Я молчу. Не уверен, что это правда.
– Тебе надо с кем‐то поговорить об этом.
У меня щиплет глаза. Я не стану плакать при Лейлани. Не могу поверить, что я ей обо всем рассказал. Но я этому рад.
– Теперь я все знаю. – Лейлани берет меня за руку. – Мы с тобой друзья.
– Уф, – отвечаю я. – Я не был уверен, что отчасти незнакомым людям позволено обсуждать своих неверных девушек и сестер-психопаток.
Глава двадцать восьмая
Лейлани обещает приглядывать за Розой и Сеймон. Она уверена, что их няня, Сюзетта, тоже будет к ним более внимательна. Если только Лейлани сумеет ее убедить, что Роза вовсе не милашка. Мне становится чуть спокойнее. Я возвращаюсь в спортзал. Родоки спрашивают, ждать ли меня к ужину. Сегодня у нас ночует Сеймон. Я пишу им в ответ, что вернусь поздно, у меня в семь спарринг. «Хорошо», – отвечает Салли, хотя я уверен, что она так не думает. На этот раз мне удается не думать о Розе, забыться и целиком отдаться отработке обороны, ката, ударам по мешкам.
Соджорнер не была ни на одном из занятий. Я знаю, у нее скоро экзамены, но все равно надеялся ее увидеть, ждал ее изо всех сил. Мне наконец‐то отвечает Джорджи. В перерыве между занятиями я пересказываю ей кое‐что из того, что мне говорила Роза. Я чувствую, что теперь мне уже не так сильно хочется всем этим делиться. После разговора с Лейлани мне кажется, что все будет в порядке.
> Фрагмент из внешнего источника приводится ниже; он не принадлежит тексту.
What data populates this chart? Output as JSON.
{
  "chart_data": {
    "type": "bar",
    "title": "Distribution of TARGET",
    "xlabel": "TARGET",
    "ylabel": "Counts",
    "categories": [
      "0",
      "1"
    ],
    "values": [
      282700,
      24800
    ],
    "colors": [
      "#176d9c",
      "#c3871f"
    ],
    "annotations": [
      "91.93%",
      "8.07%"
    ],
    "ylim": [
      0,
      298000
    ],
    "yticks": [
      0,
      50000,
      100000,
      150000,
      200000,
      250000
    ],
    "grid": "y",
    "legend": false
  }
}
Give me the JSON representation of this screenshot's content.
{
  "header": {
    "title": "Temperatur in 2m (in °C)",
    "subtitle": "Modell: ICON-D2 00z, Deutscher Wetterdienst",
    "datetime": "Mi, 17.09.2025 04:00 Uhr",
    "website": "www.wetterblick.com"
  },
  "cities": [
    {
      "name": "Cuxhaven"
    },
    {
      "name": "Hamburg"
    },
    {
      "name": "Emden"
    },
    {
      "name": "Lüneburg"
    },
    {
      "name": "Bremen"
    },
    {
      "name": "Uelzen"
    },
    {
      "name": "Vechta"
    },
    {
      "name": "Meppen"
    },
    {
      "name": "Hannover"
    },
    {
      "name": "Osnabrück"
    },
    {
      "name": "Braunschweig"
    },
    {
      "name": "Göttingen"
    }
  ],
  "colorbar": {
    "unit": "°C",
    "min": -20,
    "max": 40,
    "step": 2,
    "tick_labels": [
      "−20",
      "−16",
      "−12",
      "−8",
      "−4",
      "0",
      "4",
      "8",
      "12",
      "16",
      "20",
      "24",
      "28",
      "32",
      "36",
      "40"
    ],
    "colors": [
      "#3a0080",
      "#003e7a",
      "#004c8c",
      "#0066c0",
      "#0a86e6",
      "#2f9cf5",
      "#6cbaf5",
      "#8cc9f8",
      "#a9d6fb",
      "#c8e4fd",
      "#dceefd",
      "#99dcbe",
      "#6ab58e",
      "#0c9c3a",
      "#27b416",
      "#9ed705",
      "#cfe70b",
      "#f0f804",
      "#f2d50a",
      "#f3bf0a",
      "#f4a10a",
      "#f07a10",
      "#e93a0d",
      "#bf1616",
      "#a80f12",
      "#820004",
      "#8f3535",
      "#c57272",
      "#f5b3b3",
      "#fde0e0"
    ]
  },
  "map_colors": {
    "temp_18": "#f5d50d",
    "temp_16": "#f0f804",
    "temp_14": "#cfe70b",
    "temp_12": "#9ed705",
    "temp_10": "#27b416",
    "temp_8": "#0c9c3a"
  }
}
Мы сможем контролировать Розу.
Джорджи читает книгу о том, как работать с коллегами-психопатами. «Они везде. Жаль, что про Розу нельзя рассказать в отделе кадров». – «Смешно». Надо бы почитать о том, как вести себя, когда один из твоих родственников – психопат, но никто в семье тебе не верит. Соджорнер приходит через пятнадцать минут после начала спаррингов. Дайдо рассказывает мне, как скрыть от противника, куда направлен мой хук, и что‐то еще, чего я уже не слышу, потому что смотрю, как Соджорнер входит в зал, садится на пол и наматывает бинты. Дайдо щелкает пальцами у меня перед носом.
– Да-да, – говорю я, оборачиваясь к ней.
– Нет, – парирует Дайдо. – Ты не можешь сосредоточиться. Поработаю с кем‐то, кто может.
Она подходит к ребятам, ожидающим своей очереди выйти на ринг. Я сажусь рядом с Соджорнер.
– С кем ты дрался? – спрашивает она.
Я показываю:
– Кажется, ее зовут Тина?
– Таня. Как прошло?
– Нормально. Пора мне перестать двигаться по прямой.
– Руки выше, плечи вперед, подбородок вниз.
– Надо перестать подсказывать. Особенно при хуке слева. Но в остальном я все делаю как надо.
– В реальном бою все это не важно. Важно одно: сколько раз ты ее достал? Больше, чем она тебя?
– Примерно поровну. А где Джейми? – спрашиваю я, хотя и рад, что она не пришла, что здесь только мы с Соджорнер. – Зубрит?
– Ха! Джейми? Зубрит? Не надейся. Она сейчас с Олли. Правда, она сто раз поклялась, что это не свидание. Но мне кажется, она просто мечтает о том, чтобы это было свидание.
Наверное, так же, как я мечтаю о том, чтобы у нас сейчас было свидание. Мы вместе идем домой. Навстречу попадается парочка влюбленных, и мы теснее прижимаемся друг к другу, чтобы их пропустить. Я касаюсь рукой ее руки. На улице прохладно, но рука у меня теплая.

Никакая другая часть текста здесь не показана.